Giant fibroadenoma of the Breast

Giant Fibroadenoma of the Breast

  • Rare and generally occur in women age 15-20 years old.
  • Rapid growth
  • Can exceed 5 cm
  • Observation is not recommended for some patients because the rapid growth can lead to further problems (infarction, deformities)
  • Giant Fibroadenoma should be excised also to exclude a phyllodes tumor in addition to preventing futher problems of infarction and deformities.

Facts about Phyllodes tumors

Phyllodes tumors of the breast:

  • Not easily distinguished from fibroadenomas on physical exam and even challenging on radiological studies
  • Rarely involve the nipple-areolar complex
  • Most are in the upper outer quadrant
  • Central phyllodes tumors may present with bloody nipple discharge or nipple retraction
  • Few have been reported in men
  • Primary goal for treatment of phyllodes tumor is to achieve a wide negative margin with a rim of at least 1 cm of uninvolved tissue.
  • Total mastectomy may be required for lesions too big to achieve a 1 cm margin without markedly deforming the breast or for repeated local recurrences

 

Breast Masses in Children

Breast Masses in Children and Adolescence

Classification of the breast masses in children/adolescence

The process in parethesis below represents an example.

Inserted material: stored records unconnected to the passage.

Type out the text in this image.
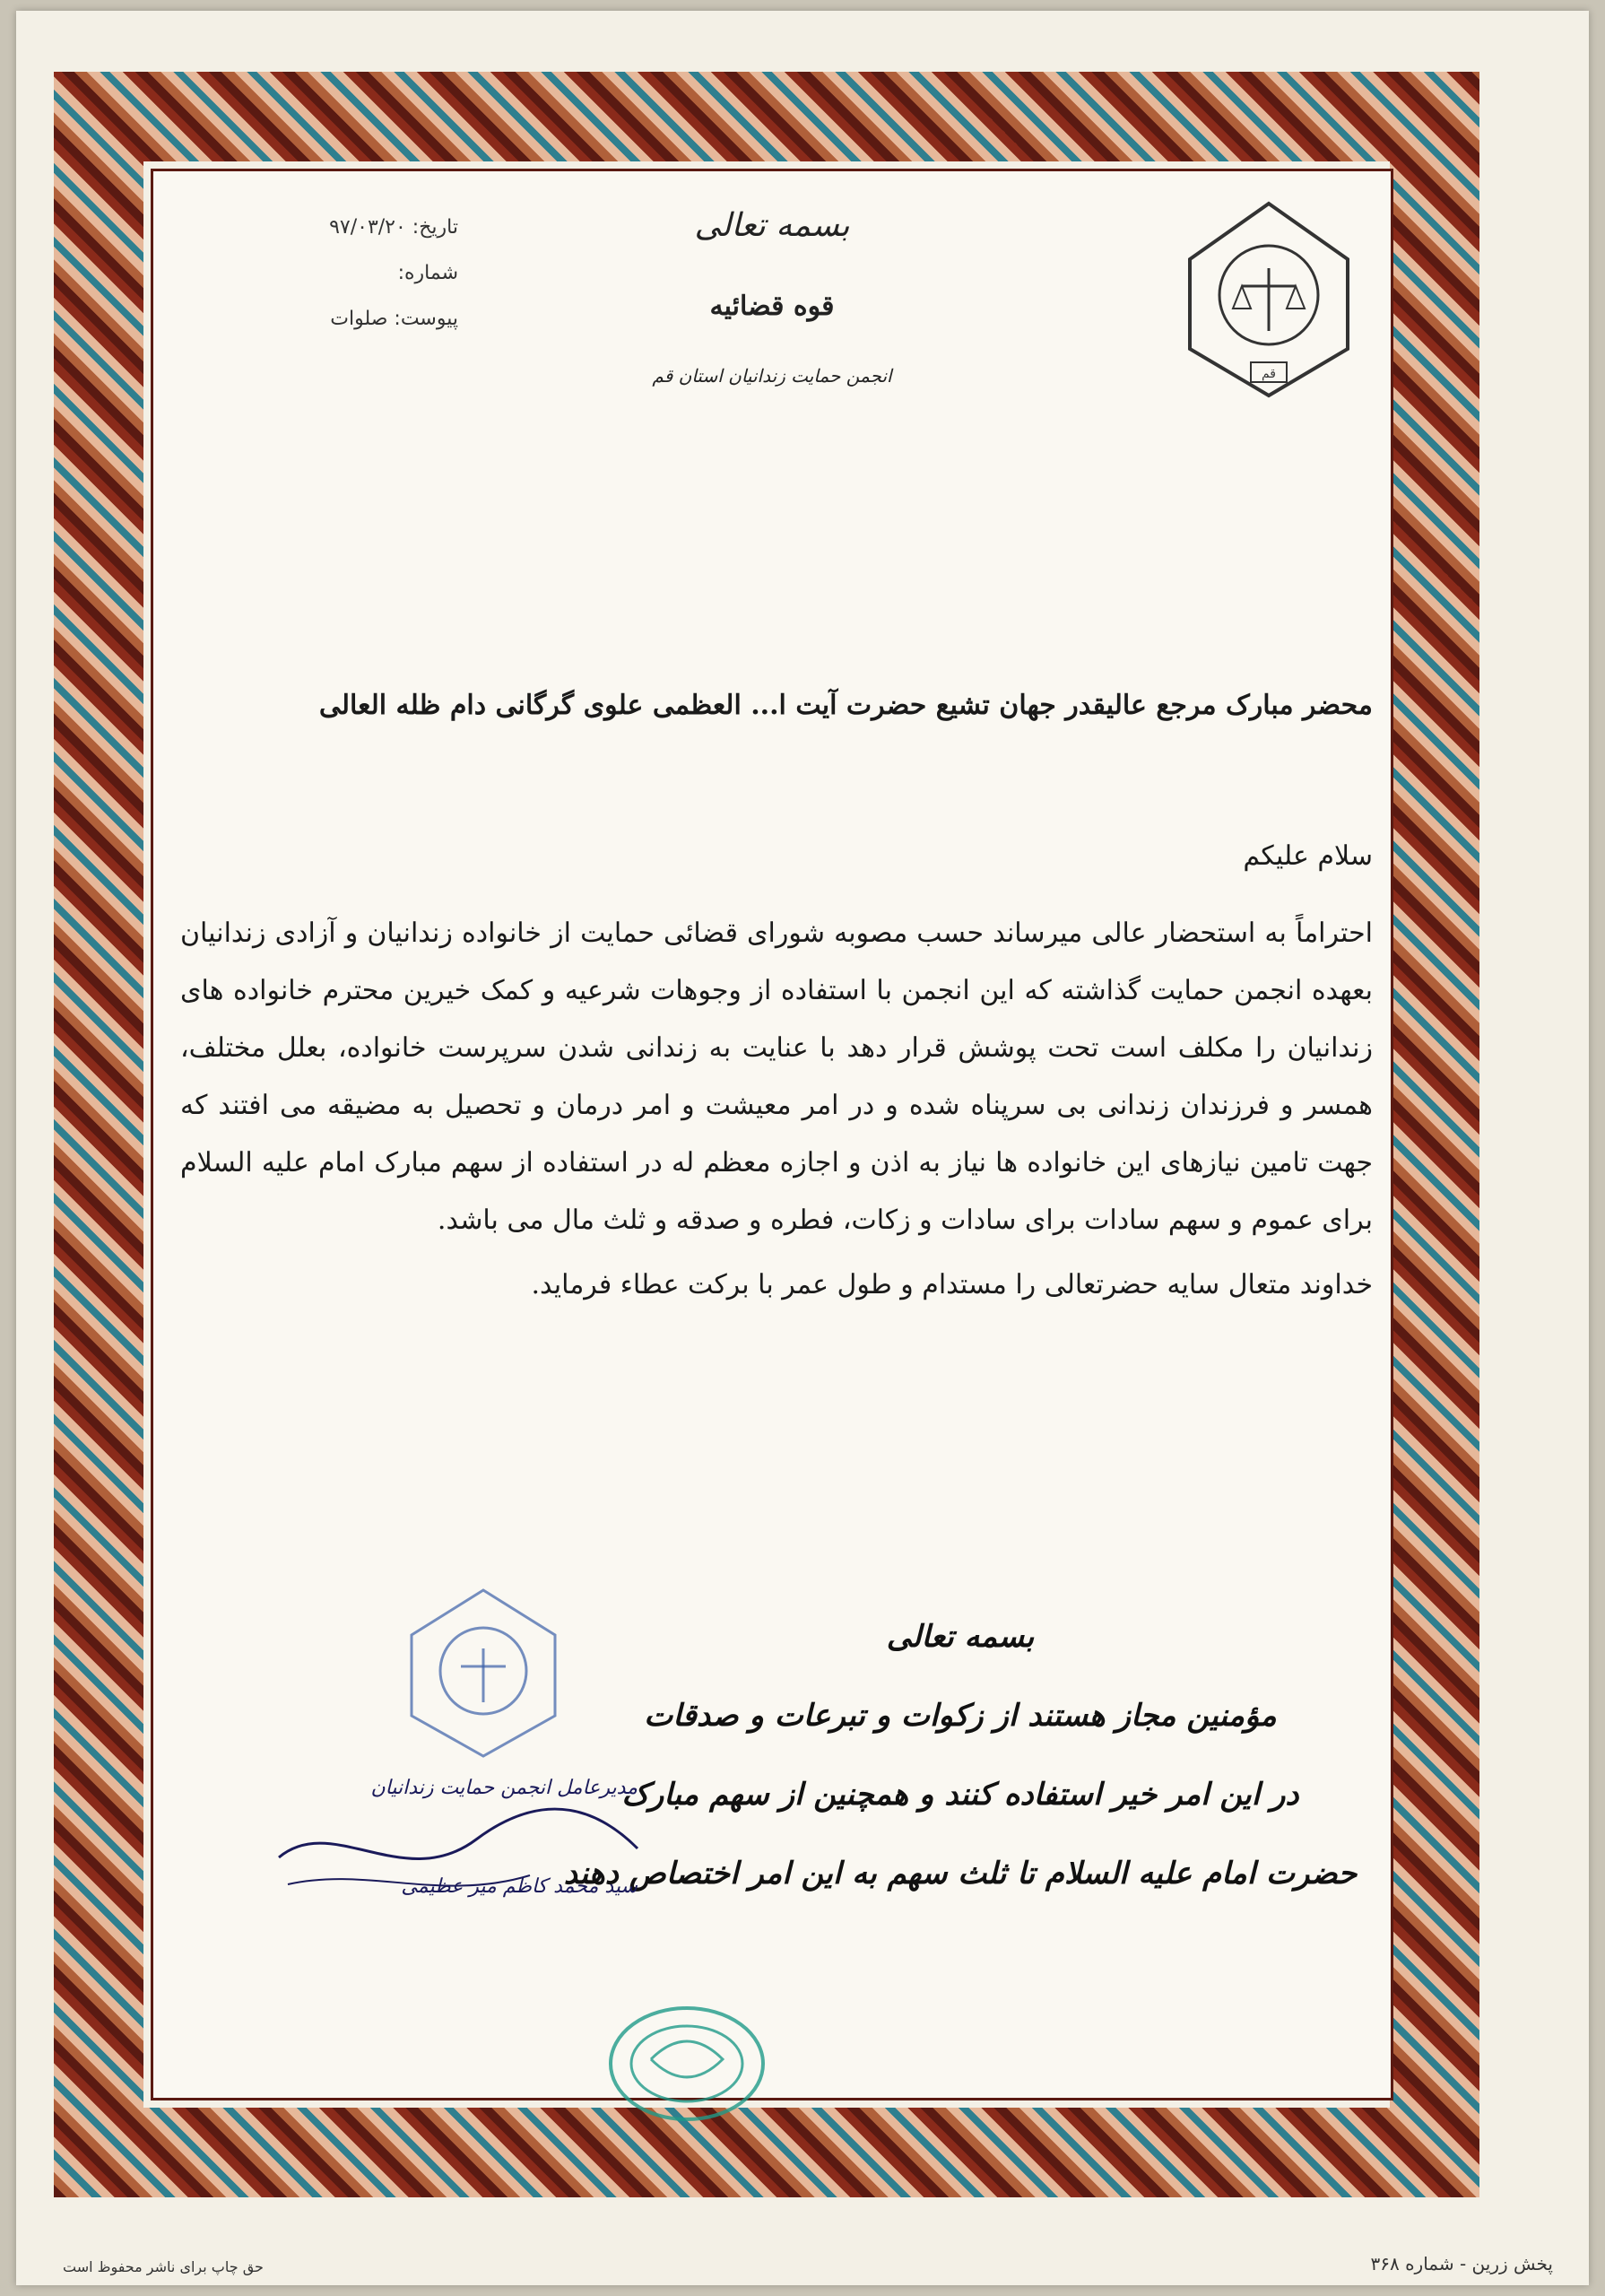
تاریخ: ۹۷/۰۳/۲۰
شماره:
پیوست: صلوات
بسمه تعالی
قوه قضائیه
انجمن حمایت زندانیان استان قم	قم
محضر مبارک مرجع عالیقدر جهان تشیع حضرت آیت ا... العظمی علوی گرگانی دام ظله العالی
سلام علیکم
احتراماً به استحضار عالی میرساند حسب مصوبه شورای قضائی حمایت از خانواده زندانیان و آزادی زندانیان بعهده انجمن حمایت گذاشته که این انجمن با استفاده از وجوهات شرعیه و کمک خیرین محترم خانواده های زندانیان را مکلف است تحت پوشش قرار دهد با عنایت به زندانی شدن سرپرست خانواده، بعلل مختلف، همسر و فرزندان زندانی بی سرپناه شده و در امر معیشت و امر درمان و تحصیل به مضیقه می افتند که جهت تامین نیازهای این خانواده ها نیاز به اذن و اجازه معظم له در استفاده از سهم مبارک امام علیه السلام برای عموم و سهم سادات برای سادات و زکات، فطره و صدقه و ثلث مال می باشد.
خداوند متعال سایه حضرتعالی را مستدام و طول عمر با برکت عطاء فرماید.
بسمه تعالی
مؤمنین مجاز هستند از زکوات و تبرعات و صدقات
در این امر خیر استفاده کنند و همچنین از سهم مبارک
حضرت امام علیه السلام تا ثلث سهم به این امر اختصاص دهند
مدیرعامل انجمن حمایت زندانیان
سید محمد کاظم میر عظیمی
حق چاپ برای ناشر محفوظ است	پخش زرین - شماره ۳۶۸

  • Physiological (Gynecomastia)
  • Inflammatory (Abscess)
  • Benign neoplastic (Fibroadenoma, Cystosarcoma phyllodes)
  • Primary malignant (Cystosarcoma phyllodes)
  • Secondary malignant (Lymphoma)

Neonatal breast nodules

Usually due to stimulation by maternal hormones

Cystosarcoma Phyllodes

  • Fibroadenomas and cystosarcoma phyllodes are the most common lesions of the breast in childhood.
  • Cystosarcoma phyllodes present as either benign or malignant but 95% in children are benign.

Best test for initial assessment in pediatric patients with breast mass?

Ultrasound

Then what modality for diagnosis of the breast mass?

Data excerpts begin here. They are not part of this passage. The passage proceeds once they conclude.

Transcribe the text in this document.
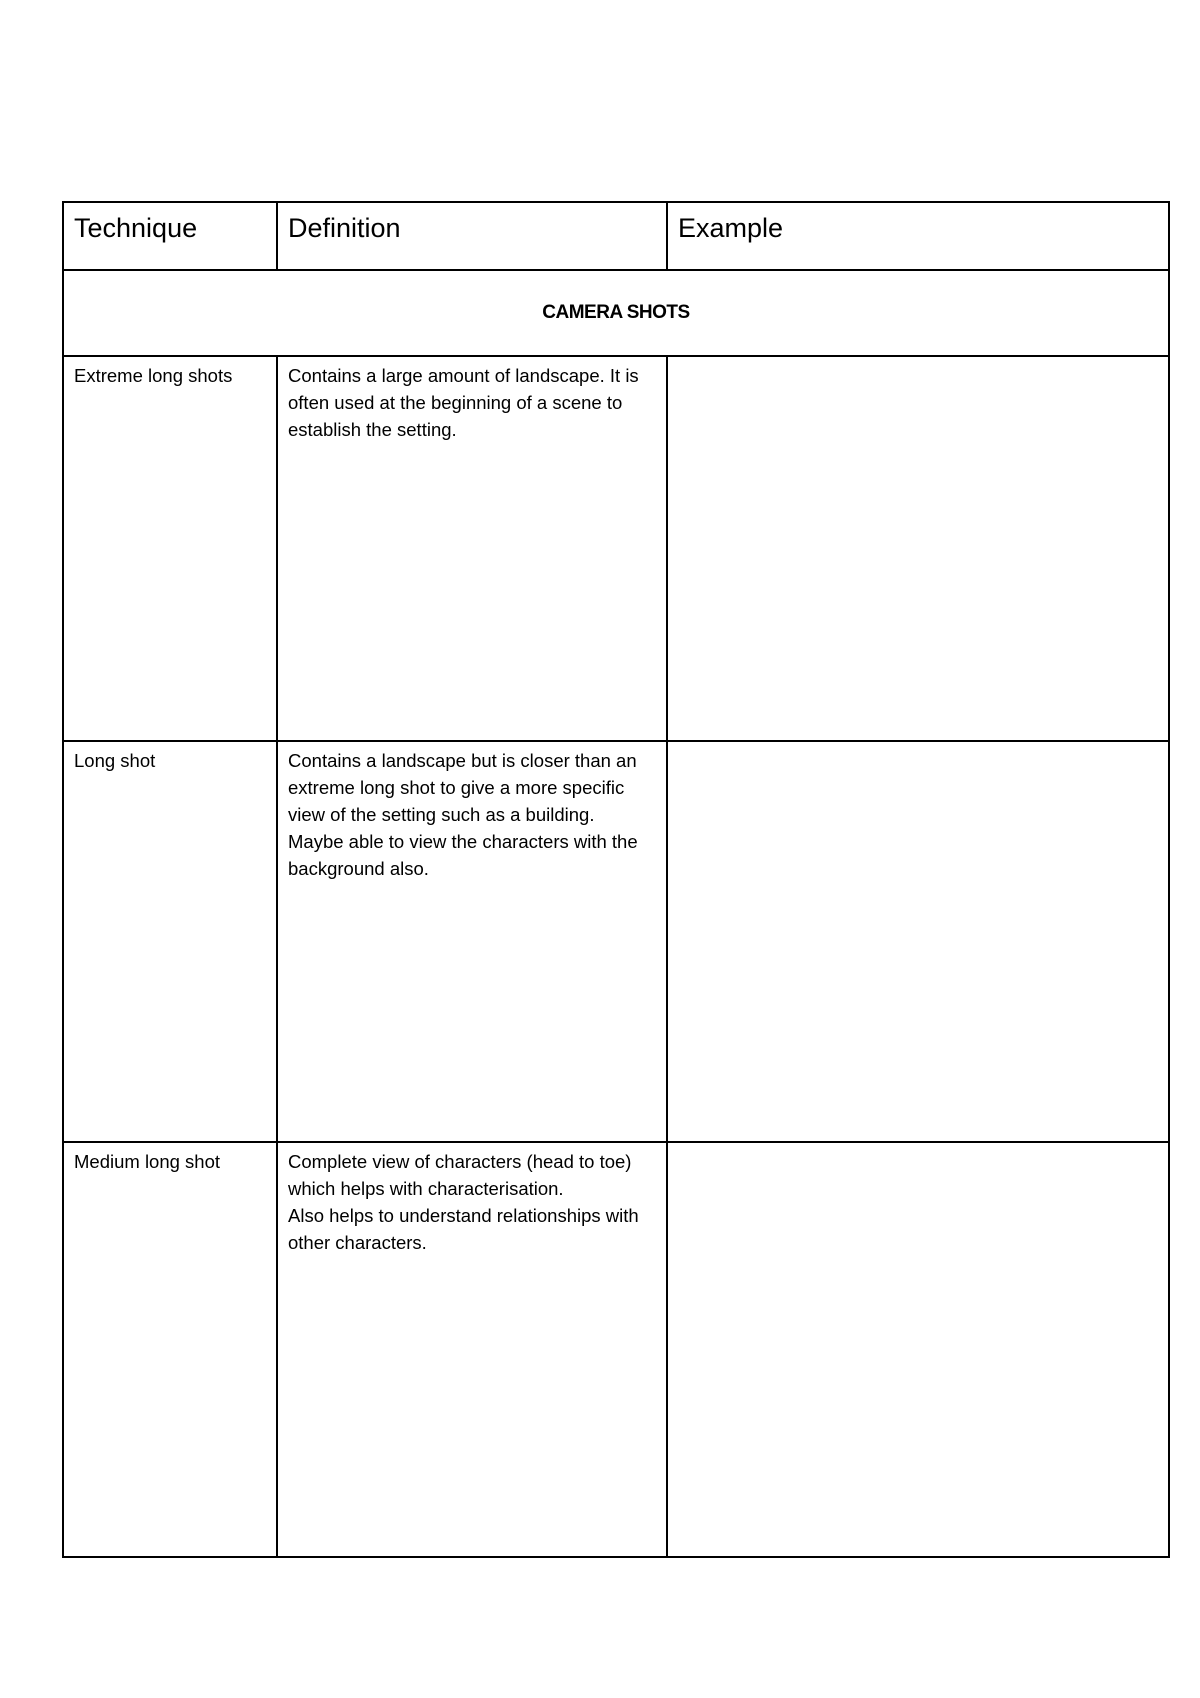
Technique	Definition	Example
CAMERA SHOTS		
Extreme long shots	Contains a large amount of landscape. It is often used at the beginning of a scene to establish the setting.	

Long shot	Contains a landscape but is closer than an extreme long shot to give a more specific view of the setting such as a building.
Maybe able to view the characters with the background also.	

Medium long shot	Complete view of characters (head to toe) which helps with characterisation.
Also helps to understand relationships with other characters.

Fine needle aspiration.  FNA is preferred over core needle biopsy because of the possibility of deformity of the breast in the future with core needle biopsy.

What about excision biopsy in the pediatric breast?

Excisional biopsy should be avoided as an initial diagnostic procedure because the developing breast bud can be mistakenly removed, leading to deformity.